Они переговаривались, существуя лишь вдвоем: госпожа Мод и её ученик Эдмунд. И Ривер, и Линда были всего лишь вспомогательными инструментами – перьями и чернилами, которые сегодня должны были молчать и записывать, либо зарисовывать. Для Линды и Ривера в этом не было ничего обидного, они жили так не первый год и знали – эта ночь и правда кормит их…
А то, что творится в душе, так это уже не так важно. Забудется!
– Ящик? Коробка? – бесновалась Мод, встретив очередную замёрзшую загадку на стекле. Время шло, и сегодня она с ужасом подмечала про себя, что образов, неразгаданных сразу, стало больше. Глаза ли подводят? Воображение? Или всё Ривер виноват – не натопил комнату как следует?
– Гроб, – отозвался Эдмунд. Он был напряжён. От напряжения лицо его сделалось красным.

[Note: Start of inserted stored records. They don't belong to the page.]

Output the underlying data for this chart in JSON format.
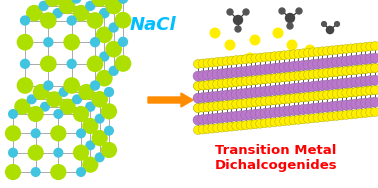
{
  "background_color": "#ffffff",
  "nacl_text": "NaCl",
  "nacl_color": "#00bfff",
  "nacl_fontsize": 13,
  "tmd_text": "Transition Metal\nDichalcogenides",
  "tmd_color": "#ff0000",
  "tmd_fontsize": 9.5,
  "arrow_color": "#ff8c00",
  "large_atom_color": "#addf00",
  "small_atom_color": "#40c4e0",
  "bond_color": "#aaaaaa",
  "yellow_atom_color": "#ffee00",
  "dark_atom_color": "#444444",
  "layer_purple_color": "#bb77cc",
  "layer_yellow_color": "#ffee00",
  "layer_black_color": "#111111",
  "figsize": [
    3.78,
    1.88
  ],
  "dpi": 100
}
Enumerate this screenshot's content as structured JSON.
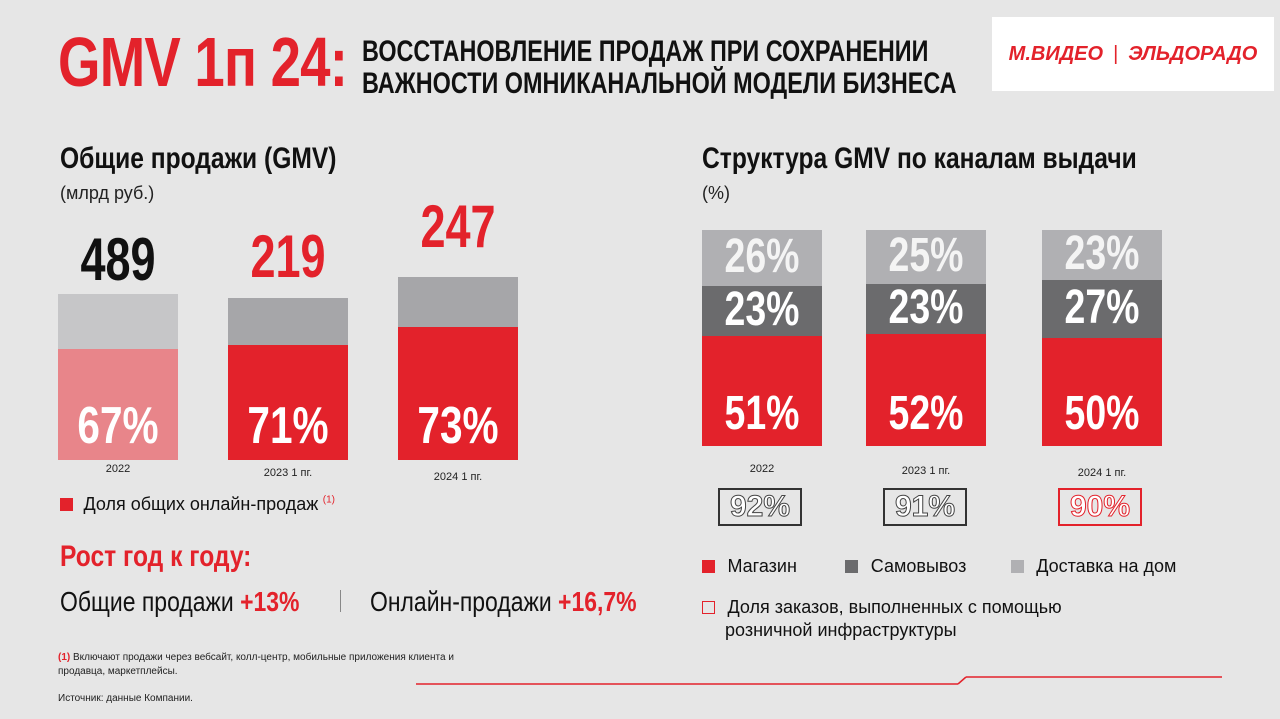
{
  "header": {
    "big_title": "GMV 1п 24:",
    "subtitle_line1": "ВОССТАНОВЛЕНИЕ ПРОДАЖ ПРИ СОХРАНЕНИИ",
    "subtitle_line2": "ВАЖНОСТИ ОМНИКАНАЛЬНОЙ МОДЕЛИ БИЗНЕСА",
    "logo_left": "М.ВИДЕО",
    "logo_sep": "|",
    "logo_right": "ЭЛЬДОРАДО"
  },
  "left": {
    "title": "Общие продажи (GMV)",
    "unit": "(млрд руб.)",
    "legend": "Доля общих онлайн-продаж",
    "legend_sup": "(1)"
  },
  "right": {
    "title": "Структура GMV по каналам выдачи",
    "unit": "(%)",
    "legend": [
      "Магазин",
      "Самовывоз",
      "Доставка на дом"
    ],
    "share_legend_line1": "Доля заказов, выполненных с помощью",
    "share_legend_line2": "розничной  инфраструктуры",
    "share_values": [
      "92%",
      "91%",
      "90%"
    ]
  },
  "growth": {
    "title": "Рост год к году:",
    "total_label": "Общие продажи",
    "total_value": "+13%",
    "online_label": "Онлайн-продажи",
    "online_value": "+16,7%"
  },
  "footnote": {
    "mark": "(1)",
    "text": "Включают продажи через вебсайт, колл-центр, мобильные приложения клиента и продавца, маркетплейсы.",
    "source": "Источник: данные Компании."
  },
  "colors": {
    "accent": "#e3222b",
    "accent_faded": "#e8858a",
    "bar_grey": "#a6a6a9",
    "bar_grey_light": "#c6c6c8",
    "pickup_grey": "#6b6b6d",
    "delivery_grey": "#b0b0b3"
  },
  "chart_data": [
    {
      "type": "bar",
      "title": "Общие продажи (GMV)",
      "ylabel": "(млрд руб.)",
      "categories": [
        "2022",
        "2023 1 пг.",
        "2024 1 пг."
      ],
      "values": [
        489,
        219,
        247
      ],
      "value_labels": [
        "489",
        "219",
        "247"
      ],
      "online_share_pct": [
        67,
        71,
        73
      ],
      "online_share_labels": [
        "67%",
        "71%",
        "73%"
      ],
      "legend": [
        "Доля общих онлайн-продаж"
      ]
    },
    {
      "type": "bar",
      "stacked": true,
      "title": "Структура GMV по каналам выдачи",
      "ylabel": "(%)",
      "categories": [
        "2022",
        "2023 1 пг.",
        "2024 1 пг."
      ],
      "series": [
        {
          "name": "Магазин",
          "values": [
            51,
            52,
            50
          ],
          "labels": [
            "51%",
            "52%",
            "50%"
          ]
        },
        {
          "name": "Самовывоз",
          "values": [
            23,
            23,
            27
          ],
          "labels": [
            "23%",
            "23%",
            "27%"
          ]
        },
        {
          "name": "Доставка на дом",
          "values": [
            26,
            25,
            23
          ],
          "labels": [
            "26%",
            "25%",
            "23%"
          ]
        }
      ],
      "share_retail_infrastructure": [
        92,
        91,
        90
      ]
    }
  ]
}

– Кто-то умрёт! – всколыхнулась Мод. Смерти всегда были прибыльным знаком. Нет, самому изображенному они не приносили никакой выгоды – какая польза от того, что ты умрёшь? Но всегда были наследники, работники… и они, зная о будущем, спешили взять в долг, уговорить на вложение, обезопасить наследство, выйти замуж, вызвать какое-то умиление у того, кому суждено было умереть. Алчность была сильна. За неё люди платили. Платили госпоже Мод, чтобы она могла остаток года лечить и помогать тем, кто беден или же вовсе нищ.
Так кто же умрёт в будущем году?
У госпожи Мод были надежды… она знала, что как человек исцеления не имеет права даже думать о подобном, но ведь смертны все. И она не помогала смерти прийти скорее, наоборот, исцеляла как могла и когда могла.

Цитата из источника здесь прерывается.